When configuring the router, installing WPA/WPA2 security protocols and limiting the network range are recommended (Schepers et al., 2021). Ideally, limiting Wi-Fi to only outside the apartment or office is better. That will make it impossible or very difficult for an attacker to gain physical access to hack into the wireless network (Schepers et al., 2021). Following these recommendations does not give a 100% guarantee of the security of wireless networks, but it can significantly reduce the risks.
Conclusion
Due to their low cost and ease of installation, wireless technologies have become popular all over the world, and despite many shortcomings, they continue to spread. In conclusion, one can conclude that today the most optimal Wi-Fi security technology is WPA3. Difficulties in securing wireless networks are caused by the inability to physically isolate attackers from the web or track their location. At the same time, following simple recommendations can significantly increase security and minimize the risks of attacks. Compliance with the above will allow wireless network users to solve the problem of ensuring information security.
References
Abdalrahman, G. A., & Varol, H. (2019). Defending against cyber-attacks on the internet of things. 2019 7th International Symposium on Digital Forensics and Security (ISDFS). Web.
Easttom, C. (2022). Virtual private networks, authentication, and wireless security. Modern Cryptography, 309–327. Web.

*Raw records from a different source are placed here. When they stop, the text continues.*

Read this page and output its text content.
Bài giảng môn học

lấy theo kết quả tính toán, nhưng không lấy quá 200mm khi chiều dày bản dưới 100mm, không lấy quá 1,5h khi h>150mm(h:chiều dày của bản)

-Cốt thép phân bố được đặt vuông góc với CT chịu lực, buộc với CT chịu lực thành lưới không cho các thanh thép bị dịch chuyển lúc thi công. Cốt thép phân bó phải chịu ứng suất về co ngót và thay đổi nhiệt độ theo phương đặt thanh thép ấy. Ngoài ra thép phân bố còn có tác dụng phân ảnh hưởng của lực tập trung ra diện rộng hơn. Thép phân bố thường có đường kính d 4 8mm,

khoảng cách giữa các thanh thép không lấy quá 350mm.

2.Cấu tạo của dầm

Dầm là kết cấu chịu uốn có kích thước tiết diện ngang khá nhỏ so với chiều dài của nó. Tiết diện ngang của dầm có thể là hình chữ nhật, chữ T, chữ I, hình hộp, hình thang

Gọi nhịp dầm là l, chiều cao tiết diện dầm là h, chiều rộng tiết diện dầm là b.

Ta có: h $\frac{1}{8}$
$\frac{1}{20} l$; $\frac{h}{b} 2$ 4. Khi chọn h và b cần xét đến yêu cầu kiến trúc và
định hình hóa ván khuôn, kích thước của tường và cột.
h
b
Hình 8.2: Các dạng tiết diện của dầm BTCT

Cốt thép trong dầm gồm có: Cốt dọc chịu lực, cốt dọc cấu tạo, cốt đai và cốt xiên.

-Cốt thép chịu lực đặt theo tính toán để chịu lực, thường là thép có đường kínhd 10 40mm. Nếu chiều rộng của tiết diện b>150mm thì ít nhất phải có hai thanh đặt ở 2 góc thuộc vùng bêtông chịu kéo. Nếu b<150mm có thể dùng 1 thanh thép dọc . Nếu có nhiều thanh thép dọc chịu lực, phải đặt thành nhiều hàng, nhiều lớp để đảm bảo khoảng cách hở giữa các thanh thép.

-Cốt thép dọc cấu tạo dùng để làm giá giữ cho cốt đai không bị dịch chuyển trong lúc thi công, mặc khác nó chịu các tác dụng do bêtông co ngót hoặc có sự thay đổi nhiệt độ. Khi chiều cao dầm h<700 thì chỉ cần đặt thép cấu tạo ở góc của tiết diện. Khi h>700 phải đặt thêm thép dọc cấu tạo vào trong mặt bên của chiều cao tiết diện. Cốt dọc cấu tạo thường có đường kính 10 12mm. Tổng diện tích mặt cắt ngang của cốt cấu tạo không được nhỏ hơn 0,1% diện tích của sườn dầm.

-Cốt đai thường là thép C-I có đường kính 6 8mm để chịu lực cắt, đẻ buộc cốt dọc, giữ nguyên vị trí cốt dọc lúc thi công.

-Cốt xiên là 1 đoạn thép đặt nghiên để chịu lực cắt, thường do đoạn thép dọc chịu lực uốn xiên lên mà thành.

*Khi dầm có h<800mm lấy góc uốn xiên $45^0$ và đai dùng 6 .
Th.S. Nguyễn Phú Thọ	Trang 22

Logvinov, V. V., & Smolskiy, S. M. (2022). Systems and networks of wireless communication. Radio Receivers for Systems of Fixed and Mobile Communications, 51–119. Web.
Neamah, M. R., Thuwaib, H. A., & Farhan, B. I. (2021). An analyzing process on wireless protection criteria focusing on (WPA) within Computer Network Security. Periodicals of Engineering and Natural Sciences (PEN), 9(1), 242. Web.
Rahman, R. U., & Tomar, D. S. (2018). Security attacks on wireless networks and their detection techniques. Emerging Wireless Communication and Network Technologies, 241–270. Web.
Schepers, D., Ranganathan, A., & Vanhoef, M. (2021). Let numbers tell the tale. Proceedings of the 14th ACM Conference on Security and Privacy in Wireless and Mobile Networks. Web.